Today's turtles don't have teeth; they cut off their food using hard ridges on their jaws. But their ancestors were not so dentally challenged. A team of international researchers including Dr. Márton Rabi from the Biogeology Lab of the University of Tübingen has now discovered that turtles with remnants of teeth survived 30 million years later than previously thought. The researchers found evidence of this at a major excavation site in China's western Autonomous Region of Xinjiang. Up to now, the most recent finds of toothed turtles were 190 million years old. The new discovery also helps to fill in some of the puzzle pieces in the chelonian family tree and in the distribution of the family over many millions of years. The researchers have published their findings in the latest edition of BMC Evolutionary Biology.

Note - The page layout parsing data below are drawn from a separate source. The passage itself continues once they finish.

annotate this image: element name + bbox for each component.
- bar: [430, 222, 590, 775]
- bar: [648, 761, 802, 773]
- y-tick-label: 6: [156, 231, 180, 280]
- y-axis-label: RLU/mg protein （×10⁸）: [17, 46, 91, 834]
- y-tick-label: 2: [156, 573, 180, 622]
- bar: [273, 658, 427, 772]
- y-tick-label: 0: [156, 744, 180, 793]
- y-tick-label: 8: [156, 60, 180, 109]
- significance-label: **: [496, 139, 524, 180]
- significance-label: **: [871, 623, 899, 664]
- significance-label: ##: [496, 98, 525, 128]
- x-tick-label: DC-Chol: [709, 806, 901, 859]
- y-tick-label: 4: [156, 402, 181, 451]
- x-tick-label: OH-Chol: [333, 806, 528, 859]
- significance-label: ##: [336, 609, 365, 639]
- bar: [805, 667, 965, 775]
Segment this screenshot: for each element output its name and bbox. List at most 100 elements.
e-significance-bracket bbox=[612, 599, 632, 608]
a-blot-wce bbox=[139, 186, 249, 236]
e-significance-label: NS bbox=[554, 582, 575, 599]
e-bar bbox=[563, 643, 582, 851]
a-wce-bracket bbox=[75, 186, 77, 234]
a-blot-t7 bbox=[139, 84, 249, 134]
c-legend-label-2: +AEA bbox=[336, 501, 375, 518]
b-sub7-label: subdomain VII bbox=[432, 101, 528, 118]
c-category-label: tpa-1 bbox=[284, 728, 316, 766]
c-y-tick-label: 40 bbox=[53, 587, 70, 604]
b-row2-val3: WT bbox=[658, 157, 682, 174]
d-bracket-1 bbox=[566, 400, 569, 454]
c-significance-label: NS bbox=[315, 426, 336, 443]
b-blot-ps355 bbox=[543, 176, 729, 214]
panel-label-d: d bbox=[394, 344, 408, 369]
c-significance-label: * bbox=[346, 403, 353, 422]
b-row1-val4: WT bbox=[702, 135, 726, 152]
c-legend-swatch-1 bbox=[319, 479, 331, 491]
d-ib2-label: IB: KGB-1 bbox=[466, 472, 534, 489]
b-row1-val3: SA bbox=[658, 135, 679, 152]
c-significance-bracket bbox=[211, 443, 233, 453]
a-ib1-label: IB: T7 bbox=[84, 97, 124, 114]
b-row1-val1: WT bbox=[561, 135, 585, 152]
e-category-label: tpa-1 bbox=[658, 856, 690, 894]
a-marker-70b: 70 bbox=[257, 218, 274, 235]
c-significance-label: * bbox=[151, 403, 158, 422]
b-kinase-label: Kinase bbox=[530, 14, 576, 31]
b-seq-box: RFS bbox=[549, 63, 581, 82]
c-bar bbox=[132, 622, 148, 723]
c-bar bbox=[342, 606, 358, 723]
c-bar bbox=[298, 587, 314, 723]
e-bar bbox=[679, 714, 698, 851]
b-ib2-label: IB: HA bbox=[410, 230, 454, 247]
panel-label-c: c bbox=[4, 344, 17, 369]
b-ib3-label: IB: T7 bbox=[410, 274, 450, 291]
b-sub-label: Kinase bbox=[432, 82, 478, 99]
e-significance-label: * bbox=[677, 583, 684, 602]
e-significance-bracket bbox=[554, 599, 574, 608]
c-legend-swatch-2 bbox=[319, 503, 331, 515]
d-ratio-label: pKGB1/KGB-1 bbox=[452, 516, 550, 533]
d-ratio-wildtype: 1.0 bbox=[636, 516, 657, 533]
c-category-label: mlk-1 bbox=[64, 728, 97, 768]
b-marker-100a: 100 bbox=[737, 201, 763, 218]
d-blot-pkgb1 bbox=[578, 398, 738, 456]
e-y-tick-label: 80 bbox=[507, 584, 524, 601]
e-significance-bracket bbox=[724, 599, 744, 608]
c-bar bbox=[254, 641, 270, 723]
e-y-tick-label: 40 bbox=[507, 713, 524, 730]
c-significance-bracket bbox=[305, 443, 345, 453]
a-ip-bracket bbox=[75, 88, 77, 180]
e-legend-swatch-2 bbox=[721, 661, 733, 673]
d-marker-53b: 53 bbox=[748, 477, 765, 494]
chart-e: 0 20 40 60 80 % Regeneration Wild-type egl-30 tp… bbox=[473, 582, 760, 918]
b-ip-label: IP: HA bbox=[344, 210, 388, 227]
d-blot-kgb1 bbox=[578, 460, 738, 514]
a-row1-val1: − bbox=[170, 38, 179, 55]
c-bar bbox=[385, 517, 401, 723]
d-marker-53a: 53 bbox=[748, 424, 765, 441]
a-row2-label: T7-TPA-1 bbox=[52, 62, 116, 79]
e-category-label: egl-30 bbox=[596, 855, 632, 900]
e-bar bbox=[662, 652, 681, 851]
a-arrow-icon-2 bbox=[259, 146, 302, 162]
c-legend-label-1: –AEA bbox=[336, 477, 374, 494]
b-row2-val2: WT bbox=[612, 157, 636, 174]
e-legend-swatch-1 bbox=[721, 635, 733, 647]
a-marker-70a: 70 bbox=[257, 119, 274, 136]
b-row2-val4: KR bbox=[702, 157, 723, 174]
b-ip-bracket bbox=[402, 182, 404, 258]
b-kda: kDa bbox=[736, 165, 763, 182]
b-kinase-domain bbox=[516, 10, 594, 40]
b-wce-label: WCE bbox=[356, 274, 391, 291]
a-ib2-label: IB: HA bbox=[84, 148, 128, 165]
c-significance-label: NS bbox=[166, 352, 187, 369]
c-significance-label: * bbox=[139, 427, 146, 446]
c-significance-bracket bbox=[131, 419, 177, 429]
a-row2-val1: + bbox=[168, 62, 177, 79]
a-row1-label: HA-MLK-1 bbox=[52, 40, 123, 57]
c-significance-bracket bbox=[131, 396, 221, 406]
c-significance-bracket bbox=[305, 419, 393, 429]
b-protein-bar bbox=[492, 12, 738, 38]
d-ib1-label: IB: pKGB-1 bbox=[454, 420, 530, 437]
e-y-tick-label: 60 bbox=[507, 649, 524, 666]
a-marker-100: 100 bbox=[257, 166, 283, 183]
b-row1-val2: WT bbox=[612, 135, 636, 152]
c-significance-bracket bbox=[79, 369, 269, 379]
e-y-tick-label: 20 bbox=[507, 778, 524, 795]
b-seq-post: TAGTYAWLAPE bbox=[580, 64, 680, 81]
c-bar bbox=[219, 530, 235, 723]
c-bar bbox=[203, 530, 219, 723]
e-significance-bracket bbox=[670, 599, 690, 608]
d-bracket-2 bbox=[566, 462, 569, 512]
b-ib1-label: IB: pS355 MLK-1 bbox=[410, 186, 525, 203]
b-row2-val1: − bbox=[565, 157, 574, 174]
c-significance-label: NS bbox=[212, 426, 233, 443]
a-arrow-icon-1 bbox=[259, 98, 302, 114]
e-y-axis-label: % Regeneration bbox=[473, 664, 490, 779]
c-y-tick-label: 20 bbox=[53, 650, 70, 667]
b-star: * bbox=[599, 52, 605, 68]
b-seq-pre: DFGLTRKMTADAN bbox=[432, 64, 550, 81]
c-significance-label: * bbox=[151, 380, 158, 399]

The Xinjiang site of Wucaiwan is well known for the remarkable Middle to Late Jurassic dinosaur fossils found there. But among the extinct giants are the fossils of many other animals which shed light on the long evolutionary history of tortoises and turtles, of which more than 350 different species live around the world today. A team headed by study co-author Dr. Xing Xu of the Institute of Vertebrate Paleontology and Paleoanthropology in Beijing identified a previously unknown extinct chelonian species, naming it Sichuanchelys palatodentata -- the turtle with a toothed palate. "Scientists had previously known that the earliest turtles still had teeth in their palates, a primitive feature they inherited from their reptilian ancestors," says lead author Dr. Walter Joyce from the University of Fribourg, Switzerland. "Previously, the last toothed turtle, however, was known from 30 million years older rocks. It is therefore a great surprise to find a toothed turtle that survived even longer."
The researchers were able to classify the new turtle among the known families of chelonians -- as well as learning more about the biogeographic history of turtles. "Our analysis revealed that the new turtle is the closest known relative of a large terrestrial turtle, Mongolochelys efremovi, that lived almost 100 million years later in central Asia," says Dr. Rabi. "It seemed a bizarre turtle that previously had no known close relatives, but now we see that it represents the final links of a long lineage that persisted throughout Asia for much of the Mesozoic."
"Although living turtles are not particularly mobile, people had not previously recognized significant links between the distribution of fossil and recent turtles and the configuration of the continents, as they did for frogs or other amphibians," says Dr. Clark, a coauthor from George Washington University, USA. "Our analysis reveals that the initial diversification of turtles was controlled by the breakup of the super continent Pangea during the Jurassic to Cretaceous," says Dr. Joyce. "Each continent thereby developed its own unique turtle fauna, like the extinct turtle lineage we newly discovered from Asia."